TARGET HAS NOT YET RESPONDED TO THE LAWSUIT.

THE LAWSUIT COMES AFTER TARGET SAID LATE LAST MONTH IT WOULD END ITS D-E-I INITIATIVE THIS YEAR, INCLUDING A PROGRAM TO SUPPORT BLACK-OWNED BUSINESSES IT ADOPTED AFTER THE MURDER OF GEORGE FLOYD IN 2020.

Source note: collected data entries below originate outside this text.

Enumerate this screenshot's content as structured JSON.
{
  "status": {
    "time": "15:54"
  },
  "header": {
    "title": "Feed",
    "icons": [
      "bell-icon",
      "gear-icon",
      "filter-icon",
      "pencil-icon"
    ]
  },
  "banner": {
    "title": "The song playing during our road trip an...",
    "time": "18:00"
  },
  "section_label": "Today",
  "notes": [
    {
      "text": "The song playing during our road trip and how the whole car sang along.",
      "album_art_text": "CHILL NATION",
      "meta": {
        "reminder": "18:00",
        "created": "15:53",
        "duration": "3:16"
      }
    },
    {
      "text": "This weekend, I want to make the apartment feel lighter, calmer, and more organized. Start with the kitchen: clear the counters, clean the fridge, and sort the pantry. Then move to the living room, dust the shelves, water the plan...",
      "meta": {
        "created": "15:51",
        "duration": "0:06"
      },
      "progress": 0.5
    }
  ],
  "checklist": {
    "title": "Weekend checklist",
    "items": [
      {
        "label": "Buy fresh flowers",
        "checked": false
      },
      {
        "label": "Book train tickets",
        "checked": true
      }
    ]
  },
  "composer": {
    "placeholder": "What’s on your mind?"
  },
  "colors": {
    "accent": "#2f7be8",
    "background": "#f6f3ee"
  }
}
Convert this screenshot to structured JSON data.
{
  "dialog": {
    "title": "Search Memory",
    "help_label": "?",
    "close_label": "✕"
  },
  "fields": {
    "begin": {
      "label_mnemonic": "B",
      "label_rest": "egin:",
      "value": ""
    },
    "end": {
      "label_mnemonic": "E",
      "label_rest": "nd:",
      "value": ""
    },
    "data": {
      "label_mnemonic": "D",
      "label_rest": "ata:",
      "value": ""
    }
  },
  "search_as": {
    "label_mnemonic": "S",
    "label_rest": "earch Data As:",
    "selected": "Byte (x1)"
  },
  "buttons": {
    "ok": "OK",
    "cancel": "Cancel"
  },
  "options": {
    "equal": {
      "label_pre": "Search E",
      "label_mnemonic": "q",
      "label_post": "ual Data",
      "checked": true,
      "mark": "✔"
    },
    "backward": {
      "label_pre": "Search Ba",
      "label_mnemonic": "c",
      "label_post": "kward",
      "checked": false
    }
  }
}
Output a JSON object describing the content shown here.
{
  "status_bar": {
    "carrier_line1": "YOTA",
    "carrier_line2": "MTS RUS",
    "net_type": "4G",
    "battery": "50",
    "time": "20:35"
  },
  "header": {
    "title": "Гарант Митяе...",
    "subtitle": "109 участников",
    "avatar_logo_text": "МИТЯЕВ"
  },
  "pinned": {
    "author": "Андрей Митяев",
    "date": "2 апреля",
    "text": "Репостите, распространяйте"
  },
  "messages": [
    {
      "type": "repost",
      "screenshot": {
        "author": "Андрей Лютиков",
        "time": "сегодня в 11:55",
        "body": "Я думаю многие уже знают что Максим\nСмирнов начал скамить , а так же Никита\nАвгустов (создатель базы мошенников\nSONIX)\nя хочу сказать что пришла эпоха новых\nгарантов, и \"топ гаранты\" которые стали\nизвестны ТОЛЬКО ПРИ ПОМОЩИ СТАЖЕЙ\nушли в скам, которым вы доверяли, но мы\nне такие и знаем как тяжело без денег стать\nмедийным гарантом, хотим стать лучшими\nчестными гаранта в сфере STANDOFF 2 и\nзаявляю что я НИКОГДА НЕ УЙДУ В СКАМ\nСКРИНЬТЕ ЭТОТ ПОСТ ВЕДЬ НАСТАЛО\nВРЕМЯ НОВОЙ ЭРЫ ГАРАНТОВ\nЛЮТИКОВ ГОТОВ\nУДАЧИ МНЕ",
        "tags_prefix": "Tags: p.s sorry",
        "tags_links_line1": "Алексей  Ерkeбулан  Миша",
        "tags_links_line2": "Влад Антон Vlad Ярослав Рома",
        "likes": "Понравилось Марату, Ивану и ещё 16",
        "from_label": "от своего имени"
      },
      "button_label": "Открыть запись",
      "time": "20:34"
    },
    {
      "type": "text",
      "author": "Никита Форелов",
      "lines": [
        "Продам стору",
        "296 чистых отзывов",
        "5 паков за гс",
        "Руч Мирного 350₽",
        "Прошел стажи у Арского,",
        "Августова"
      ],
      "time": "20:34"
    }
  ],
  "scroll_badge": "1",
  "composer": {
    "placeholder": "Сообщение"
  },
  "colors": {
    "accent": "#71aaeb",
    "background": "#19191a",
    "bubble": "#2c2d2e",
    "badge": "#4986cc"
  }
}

AS STRAIGHT ARROW NEWS RECENTLY REPORTED, CIVIL RIGHTS ADVOCATES CRITICIZED THE MOVE AND CALLED FOR NATIONWIDE BOYCOTT OF TARGET OVER THE DECISION.

[NEKIMA LEVY ARMSTRONG]

“WE THOUGHT THAT THEY WOULD CONTINUE TO STAND FOR THE VALUES THAT WE ALL HOLD DEAR. BUT INSTEAD, THEY ACTED COWARDLY, AND THEY MADE THE DECISION TO BOW DOWN TO THE TRUMP ADMINISTRATION.”

[CRAIG NIGRELLI]

TARGET HAS JOINED WALMART, AMAZON AND SOME OTHER RETAIL GIANTS IN RESCINDING D-E-I INITITIAVES THAT HAVE BEEN CRITICIZED AND TARGETED BY PRESIDENT DONALD TRUMP AND MANY REPUBLICANS. 

THE LAW FIRM THAT FILED FRIDAY’S LAWSUIT SAYS IT’S STILL LOOKING FOR A LEAD PLAINTIFF IN THE CASE.